Une évolution du droit est nécessaire pour protéger les femmes divorcées de ces risques

Comme mentionné plus tôt, la France est l’un des derniers pays qui pratique encore la déclaration fiscale commune aux deux époux, ce qui laisse la place à de telles situations. A l’heure actuelle, dans l’Union européenne, seuls la France, le Luxembourg et le Portugal continuent à utiliser le système d’imposition commune des couples. La tendance générale dans l’Union européenne va dans le sens de l’abandon du système où l’unité de taxation est le ménage et l’adoption d’un système de taxation séparée.
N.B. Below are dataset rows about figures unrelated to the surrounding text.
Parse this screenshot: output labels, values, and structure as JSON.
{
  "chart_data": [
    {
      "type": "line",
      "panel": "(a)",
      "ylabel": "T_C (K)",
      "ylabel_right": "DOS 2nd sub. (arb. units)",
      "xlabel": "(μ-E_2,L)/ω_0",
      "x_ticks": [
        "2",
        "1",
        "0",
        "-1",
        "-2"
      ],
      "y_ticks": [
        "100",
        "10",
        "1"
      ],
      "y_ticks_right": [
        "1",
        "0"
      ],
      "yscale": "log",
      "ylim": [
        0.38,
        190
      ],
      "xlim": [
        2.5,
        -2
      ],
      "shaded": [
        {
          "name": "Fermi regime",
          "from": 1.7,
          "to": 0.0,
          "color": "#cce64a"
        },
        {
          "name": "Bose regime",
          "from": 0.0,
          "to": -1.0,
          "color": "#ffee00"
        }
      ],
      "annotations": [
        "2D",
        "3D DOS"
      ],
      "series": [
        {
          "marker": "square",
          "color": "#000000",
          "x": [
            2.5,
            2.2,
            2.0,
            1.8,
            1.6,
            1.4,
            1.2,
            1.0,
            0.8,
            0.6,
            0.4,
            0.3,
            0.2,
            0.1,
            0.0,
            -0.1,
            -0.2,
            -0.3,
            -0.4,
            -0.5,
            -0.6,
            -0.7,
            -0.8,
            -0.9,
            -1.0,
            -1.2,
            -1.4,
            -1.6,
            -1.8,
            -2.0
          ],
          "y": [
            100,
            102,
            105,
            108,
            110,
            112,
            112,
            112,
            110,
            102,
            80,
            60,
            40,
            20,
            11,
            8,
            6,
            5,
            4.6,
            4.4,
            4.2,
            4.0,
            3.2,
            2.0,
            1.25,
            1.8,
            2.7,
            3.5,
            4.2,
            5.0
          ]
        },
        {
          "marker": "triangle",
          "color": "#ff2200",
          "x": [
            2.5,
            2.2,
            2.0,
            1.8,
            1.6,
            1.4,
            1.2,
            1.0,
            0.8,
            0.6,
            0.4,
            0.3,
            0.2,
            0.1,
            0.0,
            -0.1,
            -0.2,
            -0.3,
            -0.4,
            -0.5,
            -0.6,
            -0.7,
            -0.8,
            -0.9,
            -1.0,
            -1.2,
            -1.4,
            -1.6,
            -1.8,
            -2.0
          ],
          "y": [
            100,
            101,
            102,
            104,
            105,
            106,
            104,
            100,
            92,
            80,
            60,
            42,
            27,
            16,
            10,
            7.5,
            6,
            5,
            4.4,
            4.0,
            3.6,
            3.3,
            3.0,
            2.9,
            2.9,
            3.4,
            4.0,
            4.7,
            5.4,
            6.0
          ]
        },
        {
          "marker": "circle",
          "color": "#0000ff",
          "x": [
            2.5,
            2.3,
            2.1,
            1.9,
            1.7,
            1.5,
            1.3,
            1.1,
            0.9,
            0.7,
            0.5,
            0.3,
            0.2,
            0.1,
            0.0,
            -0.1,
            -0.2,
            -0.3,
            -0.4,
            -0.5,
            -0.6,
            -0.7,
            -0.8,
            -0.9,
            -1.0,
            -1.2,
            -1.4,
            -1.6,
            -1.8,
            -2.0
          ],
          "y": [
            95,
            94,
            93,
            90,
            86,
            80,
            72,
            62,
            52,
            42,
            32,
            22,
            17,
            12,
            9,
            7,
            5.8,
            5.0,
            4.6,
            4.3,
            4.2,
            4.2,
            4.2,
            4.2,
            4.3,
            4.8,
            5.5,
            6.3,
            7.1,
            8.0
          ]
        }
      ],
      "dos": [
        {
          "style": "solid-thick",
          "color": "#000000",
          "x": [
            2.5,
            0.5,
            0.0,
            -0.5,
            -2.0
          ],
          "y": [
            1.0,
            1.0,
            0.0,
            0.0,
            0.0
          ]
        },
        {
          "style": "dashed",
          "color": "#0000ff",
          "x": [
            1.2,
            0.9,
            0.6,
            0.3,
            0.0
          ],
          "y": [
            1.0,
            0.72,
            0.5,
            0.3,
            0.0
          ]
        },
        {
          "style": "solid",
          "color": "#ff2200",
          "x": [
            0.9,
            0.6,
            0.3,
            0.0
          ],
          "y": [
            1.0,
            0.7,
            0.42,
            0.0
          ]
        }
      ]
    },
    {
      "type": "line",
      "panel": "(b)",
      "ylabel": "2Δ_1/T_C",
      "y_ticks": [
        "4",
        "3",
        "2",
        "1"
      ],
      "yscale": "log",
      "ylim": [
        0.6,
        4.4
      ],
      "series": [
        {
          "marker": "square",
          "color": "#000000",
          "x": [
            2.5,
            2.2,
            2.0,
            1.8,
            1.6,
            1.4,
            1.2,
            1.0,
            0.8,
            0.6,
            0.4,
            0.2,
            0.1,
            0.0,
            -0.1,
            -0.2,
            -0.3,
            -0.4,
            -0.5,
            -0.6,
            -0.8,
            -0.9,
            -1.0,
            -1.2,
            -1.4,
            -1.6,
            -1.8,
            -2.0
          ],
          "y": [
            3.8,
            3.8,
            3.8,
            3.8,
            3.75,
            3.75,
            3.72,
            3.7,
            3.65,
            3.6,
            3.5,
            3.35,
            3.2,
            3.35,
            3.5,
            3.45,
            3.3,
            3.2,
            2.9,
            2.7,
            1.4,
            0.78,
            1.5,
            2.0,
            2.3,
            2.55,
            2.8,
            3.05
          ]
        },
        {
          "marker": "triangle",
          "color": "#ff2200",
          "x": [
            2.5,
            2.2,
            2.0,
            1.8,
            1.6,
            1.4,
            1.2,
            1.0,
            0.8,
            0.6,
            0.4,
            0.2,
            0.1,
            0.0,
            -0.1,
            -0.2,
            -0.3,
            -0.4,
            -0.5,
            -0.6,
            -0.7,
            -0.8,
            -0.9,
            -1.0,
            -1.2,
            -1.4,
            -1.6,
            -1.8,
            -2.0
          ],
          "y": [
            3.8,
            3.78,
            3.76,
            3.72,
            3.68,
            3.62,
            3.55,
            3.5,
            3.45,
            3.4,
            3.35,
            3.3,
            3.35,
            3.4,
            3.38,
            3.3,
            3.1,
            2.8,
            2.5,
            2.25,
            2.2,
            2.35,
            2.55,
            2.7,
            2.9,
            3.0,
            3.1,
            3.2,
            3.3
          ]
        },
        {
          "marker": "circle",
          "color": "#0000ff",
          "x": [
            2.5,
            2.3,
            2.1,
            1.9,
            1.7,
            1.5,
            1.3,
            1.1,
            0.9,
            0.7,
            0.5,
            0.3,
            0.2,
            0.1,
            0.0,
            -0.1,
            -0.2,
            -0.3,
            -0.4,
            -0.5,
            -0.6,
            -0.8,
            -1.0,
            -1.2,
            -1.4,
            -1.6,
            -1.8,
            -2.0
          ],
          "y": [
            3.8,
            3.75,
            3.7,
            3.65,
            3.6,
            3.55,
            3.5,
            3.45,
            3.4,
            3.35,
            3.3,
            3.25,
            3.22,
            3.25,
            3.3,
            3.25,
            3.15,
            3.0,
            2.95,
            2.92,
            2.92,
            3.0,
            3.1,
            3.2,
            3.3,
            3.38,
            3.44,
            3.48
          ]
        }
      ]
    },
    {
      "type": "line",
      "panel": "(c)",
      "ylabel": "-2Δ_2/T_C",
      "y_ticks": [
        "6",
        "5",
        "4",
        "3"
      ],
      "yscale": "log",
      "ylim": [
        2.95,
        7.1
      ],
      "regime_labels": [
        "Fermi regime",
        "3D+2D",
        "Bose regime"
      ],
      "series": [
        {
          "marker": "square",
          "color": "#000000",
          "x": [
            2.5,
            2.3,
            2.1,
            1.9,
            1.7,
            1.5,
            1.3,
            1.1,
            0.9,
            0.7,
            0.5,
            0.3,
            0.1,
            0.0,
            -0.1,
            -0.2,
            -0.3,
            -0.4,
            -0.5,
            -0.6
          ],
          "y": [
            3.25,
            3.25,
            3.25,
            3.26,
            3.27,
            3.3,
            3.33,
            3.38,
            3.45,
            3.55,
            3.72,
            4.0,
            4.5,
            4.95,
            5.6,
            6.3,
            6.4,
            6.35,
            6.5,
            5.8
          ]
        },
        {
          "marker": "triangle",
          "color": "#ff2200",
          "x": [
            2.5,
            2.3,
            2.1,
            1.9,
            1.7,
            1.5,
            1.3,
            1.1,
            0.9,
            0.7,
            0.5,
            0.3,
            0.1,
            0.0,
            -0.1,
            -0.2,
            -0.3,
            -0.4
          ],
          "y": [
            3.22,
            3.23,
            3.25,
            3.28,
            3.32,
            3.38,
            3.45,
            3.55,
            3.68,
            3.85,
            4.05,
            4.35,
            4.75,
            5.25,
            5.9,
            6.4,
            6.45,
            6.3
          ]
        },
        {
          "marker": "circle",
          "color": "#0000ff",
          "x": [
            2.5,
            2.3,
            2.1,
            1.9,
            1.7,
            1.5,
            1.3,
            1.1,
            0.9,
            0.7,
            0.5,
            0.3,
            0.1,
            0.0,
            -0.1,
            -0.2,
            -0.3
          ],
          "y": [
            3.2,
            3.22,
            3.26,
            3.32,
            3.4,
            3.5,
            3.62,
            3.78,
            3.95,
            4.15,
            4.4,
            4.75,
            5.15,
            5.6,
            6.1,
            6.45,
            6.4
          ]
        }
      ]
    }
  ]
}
Les demandes de déchéance de solidarité sont un véritable casse-tête, qui ont très peu de chance d’aboutir en dépit de la bonne foi des intéressés. Il est rare que le juge reconnaisse la disproportion de la dette au regard du patrimoine, et l’exemple des forfaits téléphoniques évoqué plus tôt démontre une relative fermeté à ce propos. La solidarité des ex-époux face à la dette fiscale vient alourdir la situation de femmes déjà fragilisées par la rupture et qui gardent souvent des enfants à charge, sans que celles-ci puissent se défendre en dépit de leur absence d’implication dans les faits.

Il serait par conséquent judicieux que les législateurs s’emparent de cette question et encadrent la solidarité entre les époux pour s’assurer d’un traitement équitable après la séparation. Cette zone grise dans le droit profite majoritairement à des hommes et représente un motif de vulnérabilité pour les femmes divorcées, qui devrait désormais faire, à la faveur de la nouvelle priorité consacrée à l’égalité homme-femme, l’objet d’une réglementation dédiée. Même si des avocats spécialisés ont à cœur de soutenir les intéressées dans ces moments difficiles, la faible probabilité d’obtenir une décharge rend ces dossiers durs à mener et suscite bien souvent un sentiment d’impuissance de leur part.

Les députés semblent toutefois avoir partiellement entendu ce cri d’alerte puisque dans le cadre du projet de loi de finances pour 2022, l’amendement n°II-3471 a été déposé, visant à préciser la durée sur laquelle l’administration fiscale évalue la capacité de remboursement, en retenant une durée de trois années. Le dispositif ayant été validé, c’est donc un premier pas, insuffisant, mais non négligeable.

 

(1) La solidarité ne devrait pas s’appliquer en matière de contribution sociale comme l’a rappelé le Conseil d’Etat le 10 juillet 2012. L’administration fiscale dans son BOFIP (BOI-CTX-DRS-10) continue cependant de considérer l’application d’une solidarité aux contributions sociales.